The experiments pointed to proteins called transporters as the likely sources of this proton leakage. Transporters normally bring neurotransmitters into vesicles, changing shape to carry the neurotransmitter in, but allowing at the same time for a proton to escape, as they do so. “We show that this steady-state H+ efflux (i) is mediated by vesicular neurotransmitter transporters, (ii) is independent of the SV cycle, (iii) accounts for up to 44% of the resting synaptic energy consumption, and (iv) contributes significantly to nerve terminal intolerance of fuel deprivation,” the team stated.

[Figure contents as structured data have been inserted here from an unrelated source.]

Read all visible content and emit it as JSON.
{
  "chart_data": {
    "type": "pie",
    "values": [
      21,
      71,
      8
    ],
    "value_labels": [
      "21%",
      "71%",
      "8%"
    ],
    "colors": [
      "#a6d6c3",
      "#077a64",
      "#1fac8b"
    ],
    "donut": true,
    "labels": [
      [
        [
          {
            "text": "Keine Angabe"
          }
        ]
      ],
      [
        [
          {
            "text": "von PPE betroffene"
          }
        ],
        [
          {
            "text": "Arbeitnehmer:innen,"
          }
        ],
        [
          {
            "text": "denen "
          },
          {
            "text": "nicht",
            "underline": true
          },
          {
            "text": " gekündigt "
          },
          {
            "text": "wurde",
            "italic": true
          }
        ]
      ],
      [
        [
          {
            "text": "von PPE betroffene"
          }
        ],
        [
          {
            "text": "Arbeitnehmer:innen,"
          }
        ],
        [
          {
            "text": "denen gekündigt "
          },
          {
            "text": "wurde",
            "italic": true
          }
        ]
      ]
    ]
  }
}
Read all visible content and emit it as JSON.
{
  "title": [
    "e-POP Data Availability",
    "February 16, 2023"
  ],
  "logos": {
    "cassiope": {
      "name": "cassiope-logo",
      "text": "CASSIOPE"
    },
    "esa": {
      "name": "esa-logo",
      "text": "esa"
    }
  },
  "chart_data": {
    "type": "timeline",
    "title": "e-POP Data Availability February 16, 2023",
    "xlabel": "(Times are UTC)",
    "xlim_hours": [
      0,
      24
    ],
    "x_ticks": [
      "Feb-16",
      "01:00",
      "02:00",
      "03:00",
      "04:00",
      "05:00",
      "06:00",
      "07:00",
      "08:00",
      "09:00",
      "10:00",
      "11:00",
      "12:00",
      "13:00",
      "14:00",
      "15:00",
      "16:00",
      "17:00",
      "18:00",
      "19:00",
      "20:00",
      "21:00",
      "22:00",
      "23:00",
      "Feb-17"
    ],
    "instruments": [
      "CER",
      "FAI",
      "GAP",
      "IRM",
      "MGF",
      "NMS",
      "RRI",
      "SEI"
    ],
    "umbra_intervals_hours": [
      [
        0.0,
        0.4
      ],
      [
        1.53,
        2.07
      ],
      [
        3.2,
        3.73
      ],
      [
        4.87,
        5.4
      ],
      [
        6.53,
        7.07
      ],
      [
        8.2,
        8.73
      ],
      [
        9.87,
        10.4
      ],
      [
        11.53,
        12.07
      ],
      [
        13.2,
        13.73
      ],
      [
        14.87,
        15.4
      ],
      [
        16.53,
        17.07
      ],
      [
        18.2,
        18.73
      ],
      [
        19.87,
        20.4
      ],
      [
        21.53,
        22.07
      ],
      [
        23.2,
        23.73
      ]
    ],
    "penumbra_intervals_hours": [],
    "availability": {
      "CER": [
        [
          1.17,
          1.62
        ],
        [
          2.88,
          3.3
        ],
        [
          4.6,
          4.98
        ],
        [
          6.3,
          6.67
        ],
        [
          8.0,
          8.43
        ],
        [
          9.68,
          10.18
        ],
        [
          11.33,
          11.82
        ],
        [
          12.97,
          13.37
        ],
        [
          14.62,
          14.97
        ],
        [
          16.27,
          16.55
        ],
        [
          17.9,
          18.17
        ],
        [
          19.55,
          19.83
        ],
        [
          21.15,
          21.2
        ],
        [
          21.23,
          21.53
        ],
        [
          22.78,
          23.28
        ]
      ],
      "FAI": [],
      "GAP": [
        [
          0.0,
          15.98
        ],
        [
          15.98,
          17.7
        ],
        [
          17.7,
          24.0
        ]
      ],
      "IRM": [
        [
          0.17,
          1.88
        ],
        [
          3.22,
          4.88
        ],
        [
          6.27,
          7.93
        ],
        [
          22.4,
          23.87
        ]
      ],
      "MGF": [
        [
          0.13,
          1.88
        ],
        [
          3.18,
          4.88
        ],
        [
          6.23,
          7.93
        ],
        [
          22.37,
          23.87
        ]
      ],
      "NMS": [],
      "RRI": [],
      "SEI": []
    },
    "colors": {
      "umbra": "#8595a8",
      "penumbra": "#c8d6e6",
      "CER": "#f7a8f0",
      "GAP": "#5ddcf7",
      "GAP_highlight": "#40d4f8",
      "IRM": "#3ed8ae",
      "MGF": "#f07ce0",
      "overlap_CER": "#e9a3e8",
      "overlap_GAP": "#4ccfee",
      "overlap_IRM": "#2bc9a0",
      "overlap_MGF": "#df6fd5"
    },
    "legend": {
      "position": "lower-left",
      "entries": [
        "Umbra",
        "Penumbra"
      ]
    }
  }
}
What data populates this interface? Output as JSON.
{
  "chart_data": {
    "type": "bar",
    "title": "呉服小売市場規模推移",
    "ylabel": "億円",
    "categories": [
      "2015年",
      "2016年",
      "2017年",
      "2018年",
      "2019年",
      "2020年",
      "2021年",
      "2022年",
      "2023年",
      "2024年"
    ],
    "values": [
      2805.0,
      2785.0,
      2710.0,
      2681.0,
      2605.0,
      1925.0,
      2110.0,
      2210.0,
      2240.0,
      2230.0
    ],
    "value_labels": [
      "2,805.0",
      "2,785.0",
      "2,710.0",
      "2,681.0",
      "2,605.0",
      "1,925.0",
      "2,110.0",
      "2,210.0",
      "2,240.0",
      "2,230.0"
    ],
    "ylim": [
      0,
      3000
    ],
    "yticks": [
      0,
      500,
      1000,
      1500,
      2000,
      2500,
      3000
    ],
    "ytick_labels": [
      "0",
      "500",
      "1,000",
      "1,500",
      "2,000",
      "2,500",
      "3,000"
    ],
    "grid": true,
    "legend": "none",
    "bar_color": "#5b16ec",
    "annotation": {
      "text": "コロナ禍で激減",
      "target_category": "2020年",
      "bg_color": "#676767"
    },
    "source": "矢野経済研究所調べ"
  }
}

Ryan speculates that the energy threshold for this transporter shape-shift was set low by evolution to enable faster neurotransmitter reloading during synaptic activity, and thus faster thinking and action. “The downside of a faster loading capability would be that even random thermal fluctuations could trigger the transporter shape-shift, causing this continual energy drain even when no neurotransmitter is being loaded,” he said.
Although the leakage per vesicle would be tiny, there are at least hundreds of trillions of synaptic vesicles in the human brain, so the energy drain would really add up, Ryan continued. “If we had a way to safely lower this energy drain and thus slow brain metabolism, it could be very impactful clinically.”
“Our studies provide a compelling explanation for the reason nerve terminals are so sensitive to metabolic compromise and, in turn, potentially speak to why brain tissue, in general, has a resting metabolic rate that is much higher than other tissues,” the authors concluded. “These data have profound implications with respect to how energy balances across synapses in the brain are achieved and whether different neuronal populations might be more vulnerable than others to presynaptic metabolic compromise due to the total load created by these SV pools.”